Evsel atık su kanalizasyon suyu olarak da bilinir ve genellikle sıhhi tesislerden sıvı tahliyesinden, mutfaktan, çamaşırhaneden ve konut, ticari veya kurumsal kaynaktan gelen diğer evsel kullanımlardan oluşur. Güzellik salonları, oto tamir atölyeleri gibi evsel atık su kaynağı olarak değerlendirilen ticarethanelerden kaynaklı atık sular tehlikeli maddeler içerebilir ve özel işlem veya bertaraf gerektirir.
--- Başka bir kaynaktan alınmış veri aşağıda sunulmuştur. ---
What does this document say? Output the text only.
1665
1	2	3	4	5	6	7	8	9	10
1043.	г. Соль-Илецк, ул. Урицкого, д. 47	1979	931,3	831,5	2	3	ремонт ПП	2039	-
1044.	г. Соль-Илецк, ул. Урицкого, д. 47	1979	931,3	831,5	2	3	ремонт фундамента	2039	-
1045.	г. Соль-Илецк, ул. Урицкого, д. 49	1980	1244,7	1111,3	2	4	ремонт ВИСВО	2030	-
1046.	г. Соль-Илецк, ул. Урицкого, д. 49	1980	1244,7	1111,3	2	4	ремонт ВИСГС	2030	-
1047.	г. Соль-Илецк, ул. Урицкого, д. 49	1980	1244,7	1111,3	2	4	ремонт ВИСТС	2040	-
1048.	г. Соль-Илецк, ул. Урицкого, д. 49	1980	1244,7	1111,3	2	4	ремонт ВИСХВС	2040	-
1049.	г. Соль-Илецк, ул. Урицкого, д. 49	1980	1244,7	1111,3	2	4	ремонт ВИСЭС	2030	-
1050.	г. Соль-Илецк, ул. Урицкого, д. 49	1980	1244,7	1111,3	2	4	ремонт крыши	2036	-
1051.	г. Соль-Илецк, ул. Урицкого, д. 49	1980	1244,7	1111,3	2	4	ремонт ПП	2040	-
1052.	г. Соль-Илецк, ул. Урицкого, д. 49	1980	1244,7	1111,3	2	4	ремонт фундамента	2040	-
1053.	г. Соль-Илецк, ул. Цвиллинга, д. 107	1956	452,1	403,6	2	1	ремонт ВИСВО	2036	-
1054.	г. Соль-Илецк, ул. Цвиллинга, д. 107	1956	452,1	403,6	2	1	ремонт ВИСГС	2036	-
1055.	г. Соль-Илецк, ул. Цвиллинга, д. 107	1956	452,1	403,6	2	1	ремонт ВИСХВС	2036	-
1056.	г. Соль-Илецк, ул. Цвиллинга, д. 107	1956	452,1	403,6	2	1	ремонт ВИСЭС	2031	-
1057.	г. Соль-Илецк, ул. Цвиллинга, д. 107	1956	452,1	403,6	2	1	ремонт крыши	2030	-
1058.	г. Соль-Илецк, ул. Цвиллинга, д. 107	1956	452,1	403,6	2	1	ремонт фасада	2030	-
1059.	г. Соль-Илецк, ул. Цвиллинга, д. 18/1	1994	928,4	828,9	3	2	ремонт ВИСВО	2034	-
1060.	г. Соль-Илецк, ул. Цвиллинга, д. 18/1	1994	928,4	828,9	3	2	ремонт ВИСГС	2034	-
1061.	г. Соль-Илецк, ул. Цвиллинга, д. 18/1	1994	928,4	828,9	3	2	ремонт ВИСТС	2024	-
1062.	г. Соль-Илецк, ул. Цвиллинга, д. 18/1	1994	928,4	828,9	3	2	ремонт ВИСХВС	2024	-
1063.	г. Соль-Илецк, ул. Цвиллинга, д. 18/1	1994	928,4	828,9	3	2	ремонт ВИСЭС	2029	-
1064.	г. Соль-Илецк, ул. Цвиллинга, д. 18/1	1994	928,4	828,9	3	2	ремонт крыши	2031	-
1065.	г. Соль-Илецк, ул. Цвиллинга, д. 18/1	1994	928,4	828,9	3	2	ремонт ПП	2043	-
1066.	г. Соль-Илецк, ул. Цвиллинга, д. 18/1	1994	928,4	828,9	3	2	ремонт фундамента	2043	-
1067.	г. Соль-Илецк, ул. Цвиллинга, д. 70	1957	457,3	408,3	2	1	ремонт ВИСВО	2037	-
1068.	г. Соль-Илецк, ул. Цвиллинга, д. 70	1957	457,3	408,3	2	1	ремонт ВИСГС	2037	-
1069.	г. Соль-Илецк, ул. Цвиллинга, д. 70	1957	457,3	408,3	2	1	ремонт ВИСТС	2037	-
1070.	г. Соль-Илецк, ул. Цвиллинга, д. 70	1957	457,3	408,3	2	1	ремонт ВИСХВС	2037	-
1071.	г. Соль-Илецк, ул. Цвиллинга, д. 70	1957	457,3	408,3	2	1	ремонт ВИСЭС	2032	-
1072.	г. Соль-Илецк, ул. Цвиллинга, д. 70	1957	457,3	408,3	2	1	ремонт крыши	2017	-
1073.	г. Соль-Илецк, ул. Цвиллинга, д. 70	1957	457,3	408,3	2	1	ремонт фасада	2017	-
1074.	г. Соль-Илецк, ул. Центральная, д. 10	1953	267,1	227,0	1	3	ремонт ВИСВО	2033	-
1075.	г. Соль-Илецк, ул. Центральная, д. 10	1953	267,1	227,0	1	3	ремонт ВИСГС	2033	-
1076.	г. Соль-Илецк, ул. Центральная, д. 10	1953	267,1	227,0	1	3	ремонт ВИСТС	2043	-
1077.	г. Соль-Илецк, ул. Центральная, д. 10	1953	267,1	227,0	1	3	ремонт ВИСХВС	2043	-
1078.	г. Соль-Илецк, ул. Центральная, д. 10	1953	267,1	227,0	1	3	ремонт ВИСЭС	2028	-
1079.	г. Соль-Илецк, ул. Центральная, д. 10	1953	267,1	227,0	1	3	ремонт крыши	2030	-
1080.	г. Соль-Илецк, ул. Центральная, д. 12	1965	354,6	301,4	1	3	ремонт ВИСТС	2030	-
Endüstriyel atık su genel bir ifadeyle atık su olarak bilinir ve ticari, endüstriyel sektörden çok çeşitli üretim süreçlerinden kaynaklanan su deşarjıdır. Endüstriyel atık su, tarım gibi endüstriyel veya ticari üretim süreçlerinden kaynaklanır ve genellikle evsel atıklardan daha zordur. Endüstriyel atık suyun bileşimi, endüstriye göre değişir.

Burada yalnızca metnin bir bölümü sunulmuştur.